Editorial du « Monde ». Pendant quatre jours de suspense électoral, le Nigeria s’est fait une peur mortelle. Puis, dans un retournement dont le pays le plus peuplé d’Afrique a le secret, une élection présidentielle qui menaçait de se terminer en bain de sang s’est conclue pacifiquement. Rien de plus simple, en apparence : un président sortant a été vaincu dans les urnes.

Goodluck Jonathan, au pouvoir depuis 2010, a concédé sa défaite et félicité son rival, Muhammadu Buhari. Il a engagé ses partisans à utiliser la voie légale pour faire valoir leurs droits, là où cela se justifie, et déclaré : « J’ai promis à ce pays des élections libres et justes. J’ai tenu parole. (…) Aucune ambition personnelle ne vaut le sang d’un Nigérian. » Jamais encore un chef d’Etat élu n’avait consenti à l’alternance dans toute l’histoire du pays. Nul ne sait trop bien ce que réserve une présidence Buhari dans un Nigeria où la vie politique a rarement été exempte de violences. Mais ce qui primait, ce mardi 31 mars, jour de proclamation des résultats, c’est la série de démonstrations établie par la défaite « héroïque » du sortant, et l’espoir qu’elle reflète un vrai tournant.

D’abord, Goodluck Jonathan y a lui-même contribué en renforçant la Commission nationale électorale indépendante (INEC), qui a garanti que le processus électoral irait jusqu’au bout. Le président a perdu, mais le Nigeria a gagné. La portée des résultats dépasse le fait qu’ils évitent un bain de sang. Cette alternance signale aussi la soif qu’ont les Nigérians de voir leurs élus enfin rendre des comptes.

Ce qui a été sanctionné, c’est la gabegie, le chômage, les inégalités, les universités en ruine, l’incapacité à lutter contre la secte Boko Haram. Et l’argent fou d’une élite corrompue vivant hors sol et ne se déplaçant qu’en jet privé.

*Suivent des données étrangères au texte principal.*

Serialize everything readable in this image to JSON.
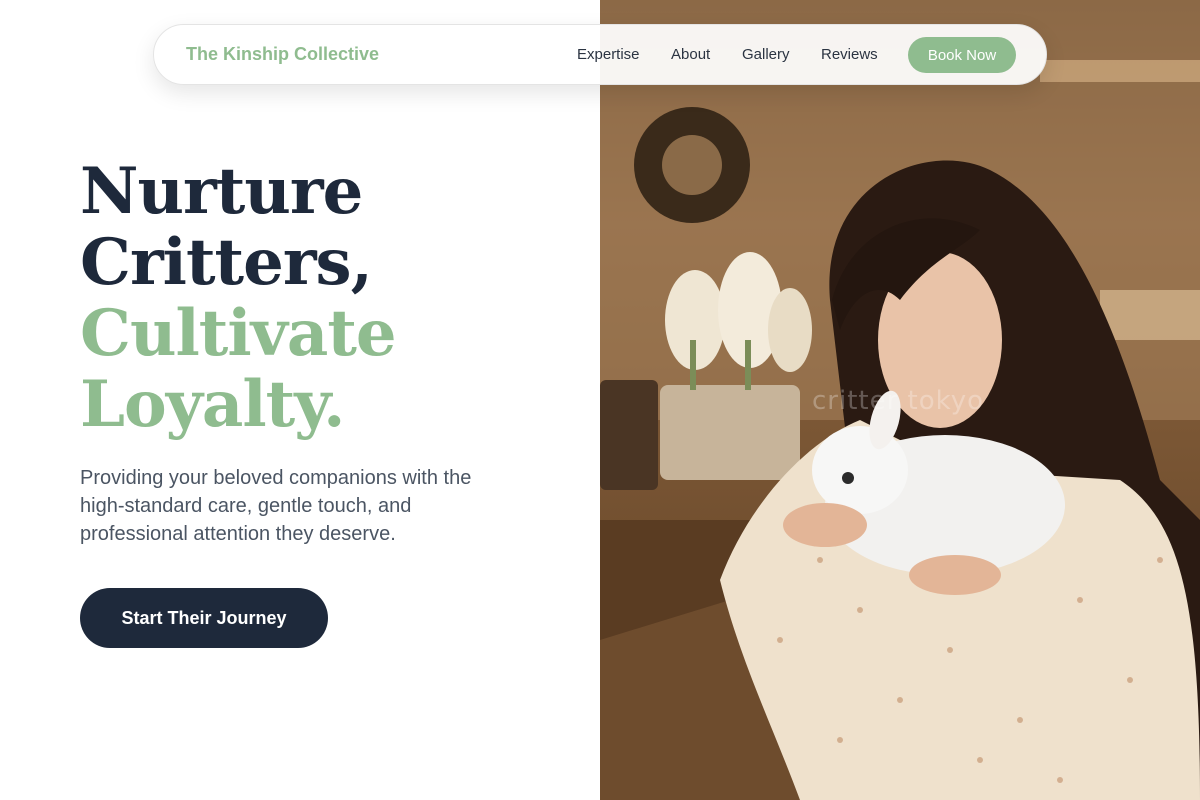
{
  "nav": {
    "brand": "The Kinship Collective",
    "links": [
      "Expertise",
      "About",
      "Gallery",
      "Reviews"
    ],
    "cta": "Book Now"
  },
  "hero": {
    "headline_lines": [
      "Nurture",
      "Critters,",
      "Cultivate",
      "Loyalty."
    ],
    "subtitle": "Providing your beloved companions with the high-standard care, gentle touch, and professional attention they deserve.",
    "cta": "Start Their Journey",
    "image_watermark": "critter tokyo"
  },
  "colors": {
    "brand_green": "#8fbc8f",
    "navy": "#1e293b",
    "body_text": "#4b5563"
  }
}
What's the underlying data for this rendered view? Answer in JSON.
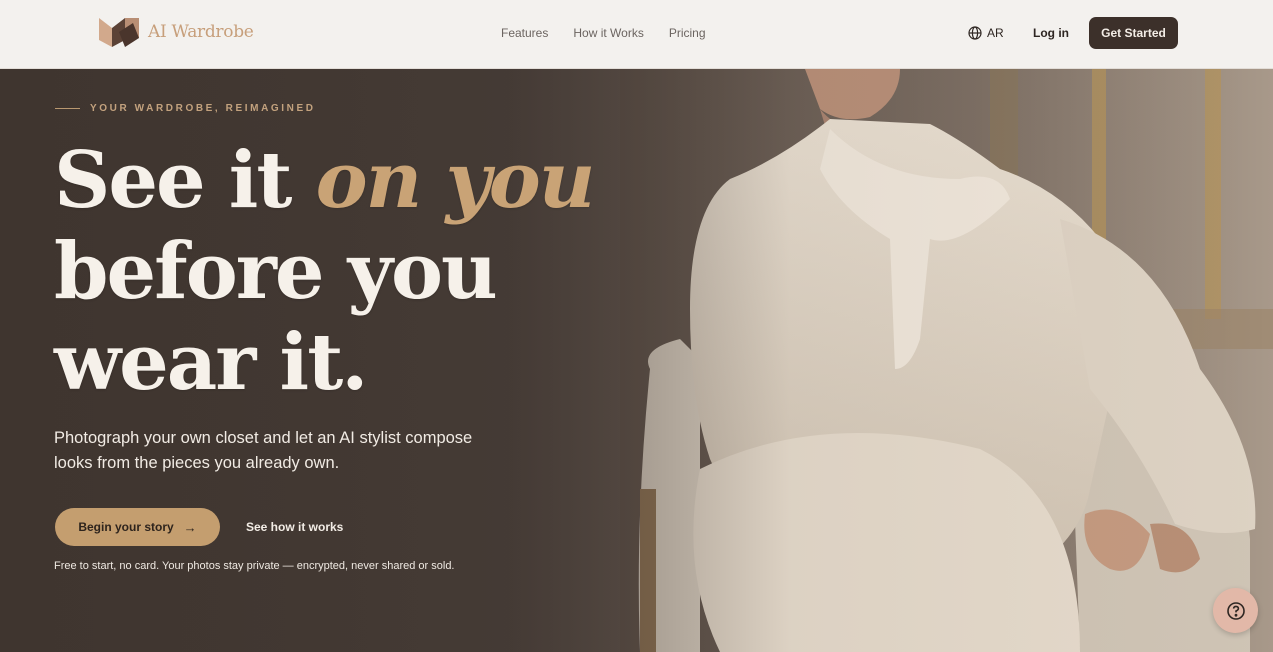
{
  "brand": {
    "name": "AI Wardrobe",
    "logo_icon": "folded-ribbon-logo"
  },
  "nav": {
    "items": [
      "Features",
      "How it Works",
      "Pricing"
    ]
  },
  "header": {
    "language": "AR",
    "language_icon": "globe-icon",
    "login": "Log in",
    "cta": "Get Started"
  },
  "hero": {
    "eyebrow": "YOUR WARDROBE, REIMAGINED",
    "headline": {
      "part1": "See it ",
      "accent": "on you",
      "line2": "before you",
      "line3": "wear it."
    },
    "subtitle": "Photograph your own closet and let an AI stylist compose looks from the pieces you already own.",
    "primary_cta": "Begin your story",
    "primary_cta_icon": "arrow-right-icon",
    "secondary_cta": "See how it works",
    "fineprint": "Free to start, no card. Your photos stay private — encrypted, never shared or sold."
  },
  "help": {
    "icon": "question-circle-icon"
  },
  "colors": {
    "accent_gold": "#c49e6f",
    "dark_brown": "#3c302a",
    "header_bg": "#f3f1ee",
    "help_button": "#e2b8a8"
  }
}
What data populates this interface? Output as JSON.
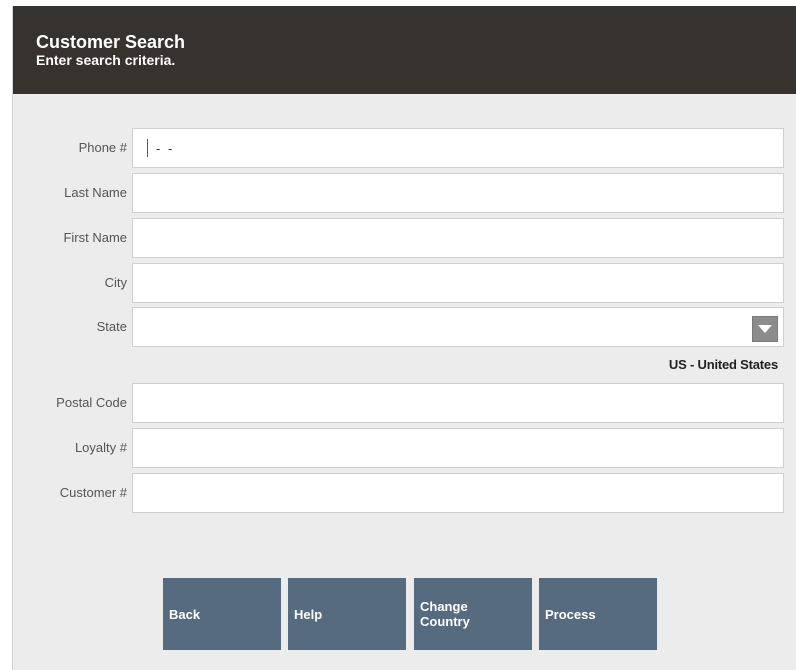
{
  "header": {
    "title": "Customer Search",
    "subtitle": "Enter search criteria."
  },
  "fields": {
    "phone": {
      "label": "Phone #",
      "mask": "- -"
    },
    "last_name": {
      "label": "Last Name",
      "value": ""
    },
    "first_name": {
      "label": "First Name",
      "value": ""
    },
    "city": {
      "label": "City",
      "value": ""
    },
    "state": {
      "label": "State",
      "value": ""
    },
    "country_text": "US - United States",
    "postal_code": {
      "label": "Postal Code",
      "value": ""
    },
    "loyalty": {
      "label": "Loyalty #",
      "value": ""
    },
    "customer": {
      "label": "Customer #",
      "value": ""
    }
  },
  "buttons": {
    "back": "Back",
    "help": "Help",
    "change_country": "Change\nCountry",
    "process": "Process"
  },
  "colors": {
    "header_bg": "#36332f",
    "button_bg": "#566a80",
    "dropdown_bg": "#8c8c8c"
  },
  "icons": {
    "state_dropdown": "chevron-down-icon"
  }
}
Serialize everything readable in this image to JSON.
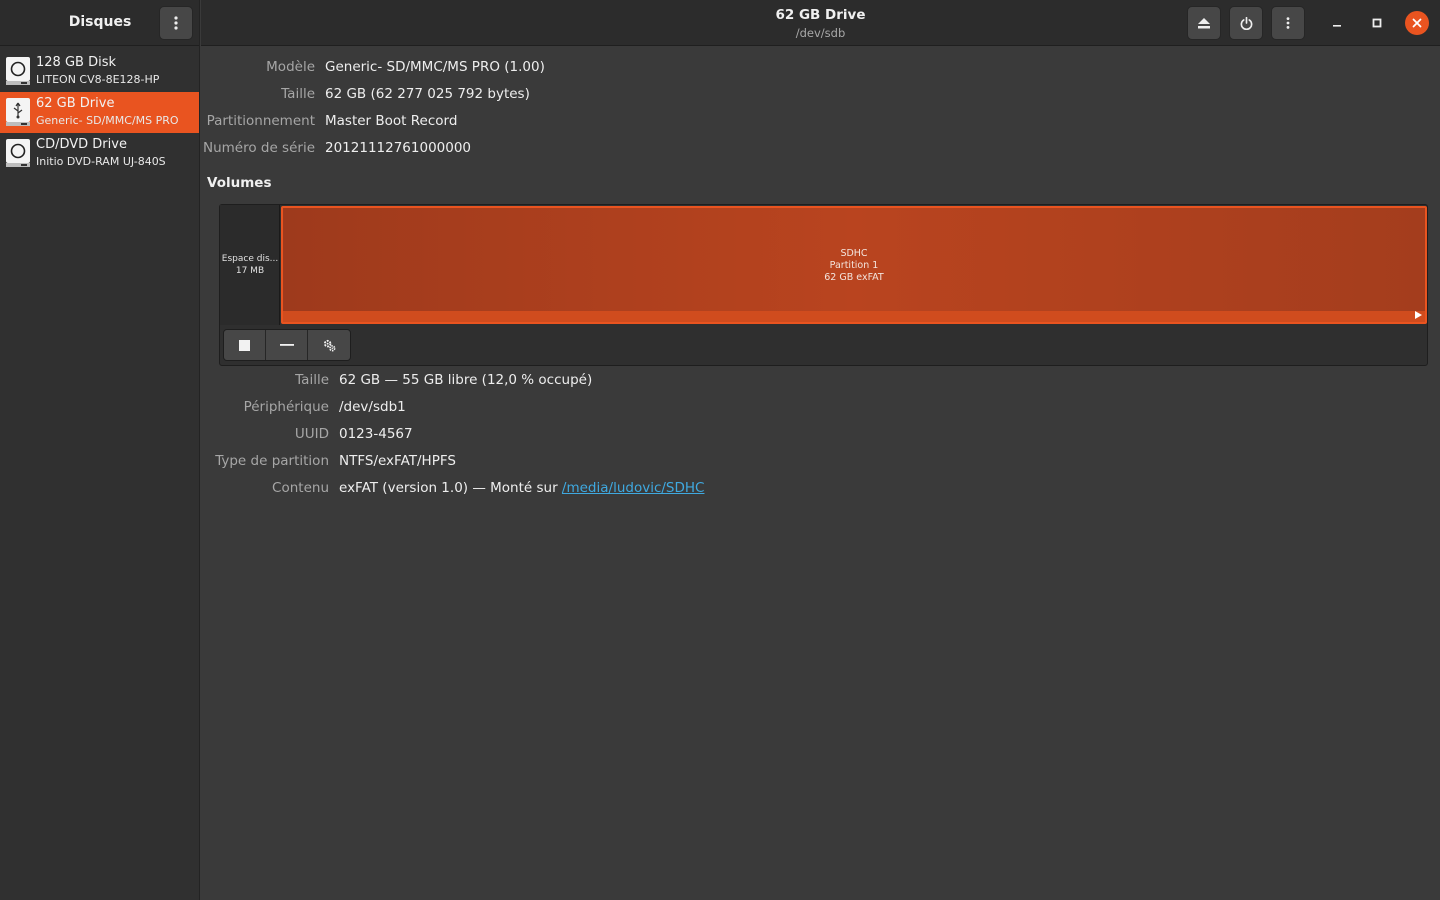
{
  "sidebar": {
    "title": "Disques",
    "menu_icon": "kebab-menu-icon",
    "disks": [
      {
        "name": "128 GB Disk",
        "subtitle": "LITEON CV8-8E128-HP",
        "icon": "hard-disk-icon",
        "selected": false
      },
      {
        "name": "62 GB Drive",
        "subtitle": "Generic- SD/MMC/MS PRO",
        "icon": "usb-drive-icon",
        "selected": true
      },
      {
        "name": "CD/DVD Drive",
        "subtitle": "Initio DVD-RAM UJ-840S",
        "icon": "optical-drive-icon",
        "selected": false
      }
    ]
  },
  "header": {
    "title": "62 GB Drive",
    "subtitle": "/dev/sdb",
    "buttons": {
      "eject_icon": "eject-icon",
      "power_icon": "power-icon",
      "menu_icon": "kebab-menu-icon"
    },
    "window_controls": {
      "minimize_icon": "minimize-icon",
      "maximize_icon": "maximize-icon",
      "close_icon": "close-icon"
    }
  },
  "drive_info": {
    "model_label": "Modèle",
    "model_value": "Generic- SD/MMC/MS PRO (1.00)",
    "size_label": "Taille",
    "size_value": "62 GB (62 277 025 792 bytes)",
    "partitioning_label": "Partitionnement",
    "partitioning_value": "Master Boot Record",
    "serial_label": "Numéro de série",
    "serial_value": "20121112761000000"
  },
  "volumes": {
    "heading": "Volumes",
    "free_space": {
      "line1": "Espace dis...",
      "line2": "17 MB"
    },
    "partition": {
      "line1": "SDHC",
      "line2": "Partition 1",
      "line3": "62 GB exFAT"
    },
    "toolbar": {
      "stop_icon": "stop-icon",
      "remove_icon": "minus-icon",
      "settings_icon": "gears-icon"
    }
  },
  "volume_info": {
    "size_label": "Taille",
    "size_value": "62 GB — 55 GB libre (12,0 % occupé)",
    "device_label": "Périphérique",
    "device_value": "/dev/sdb1",
    "uuid_label": "UUID",
    "uuid_value": "0123-4567",
    "type_label": "Type de partition",
    "type_value": "NTFS/exFAT/HPFS",
    "content_label": "Contenu",
    "content_value": "exFAT (version 1.0) — Monté sur ",
    "mount_link": "/media/ludovic/SDHC"
  },
  "colors": {
    "accent": "#e95420",
    "link": "#3fa9e0",
    "background": "#3a3a3a",
    "sidebar": "#303030"
  }
}
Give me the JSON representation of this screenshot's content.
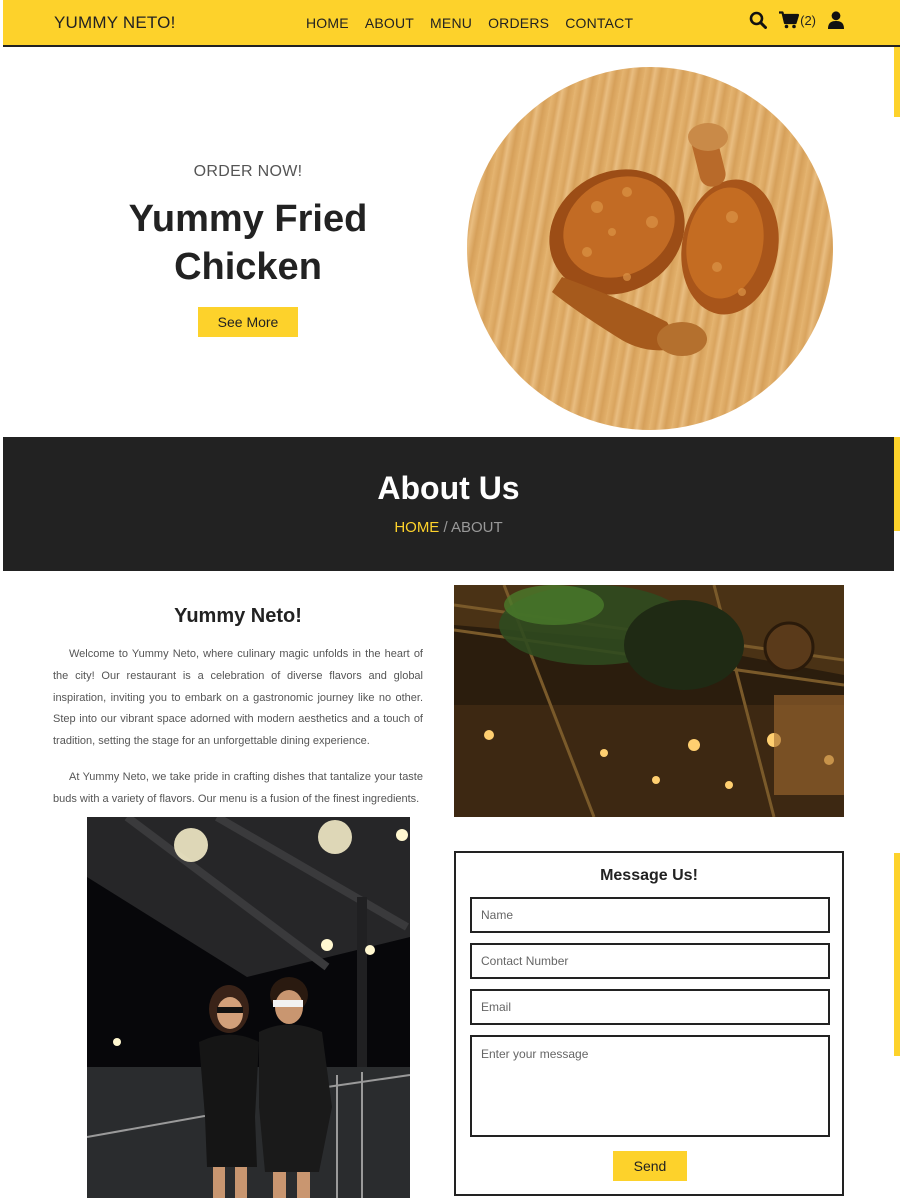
{
  "nav": {
    "brand": "YUMMY NETO!",
    "links": [
      "HOME",
      "ABOUT",
      "MENU",
      "ORDERS",
      "CONTACT"
    ],
    "cart_count": "(2)",
    "icons": [
      "search-icon",
      "cart-icon",
      "user-icon"
    ]
  },
  "hero": {
    "kicker": "ORDER NOW!",
    "title_line1": "Yummy Fried",
    "title_line2": "Chicken",
    "button": "See More"
  },
  "banner": {
    "title": "About Us",
    "crumb_home": "HOME",
    "crumb_sep": " / ",
    "crumb_current": "ABOUT"
  },
  "about": {
    "heading": "Yummy Neto!",
    "p1": "Welcome to Yummy Neto, where culinary magic unfolds in the heart of the city! Our restaurant is a celebration of diverse flavors and global inspiration, inviting you to embark on a gastronomic journey like no other. Step into our vibrant space adorned with modern aesthetics and a touch of tradition, setting the stage for an unforgettable dining experience.",
    "p2": "At Yummy Neto, we take pride in crafting dishes that tantalize your taste buds with a variety of flavors. Our menu is a fusion of the finest ingredients."
  },
  "form": {
    "title": "Message Us!",
    "name_placeholder": "Name",
    "contact_placeholder": "Contact Number",
    "email_placeholder": "Email",
    "message_placeholder": "Enter your message",
    "send": "Send"
  },
  "colors": {
    "accent": "#fdd22b",
    "dark": "#222222"
  }
}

On n’achète plus si facilement les électeurs nigérians

Des sommes astronomiques avaient été distribuées pour tenter d’acheter la victoire. Mais on n’achète plus si facilement les électeurs nigérians. On ne les conduit plus en masse vers les urnes par la simple peur des violences ou la force de leurs appartenances religieuses et ethniques. Ils ont voté avec une patience admirable. Cette énergie, ce désir de peser dans les choix de la nation donnent aux démocraties fatiguées d’elles-mêmes, ailleurs dans le monde, une leçon d’espérance. Il est important qu’elle vienne d’Afrique et qu’elle ne doive rien à personne. Aucune puissance étrangère n’a dicté au Nigeria la recette de son espoir. Le pays, en 2014, a arraché à l’Afrique du Sud la première place dans le classement des économies africaines. Désormais, si M. Buhari y contribue, il pourrait faire la course à un autre niveau : celui du modèle démocratique. On objectera qu’avec 174 millions d’habitants il demeure une économie de rente, en timide voie de diversification. Mais ce serait négliger la vitesse de ses transformations, dont certaines sont attribuables à M. Jonathan.

Vus du Nigeria, en cette belle journée de résultats, comme ils paraissaient malhonnêtes, bornés, égoïstes, ces chefs d’Etat du continent qui s’accrochent au pouvoir et fuient la justice électorale. Les pays aux élections truquées, aux plébiscites délirants, aux familles régnantes, aux présidents qui « répondent à l’appel du peuple » pour ne jamais quitter le pouvoir viennent de se faire administrer une leçon par le géant d’Afrique. Pourvu qu’elle soit durable.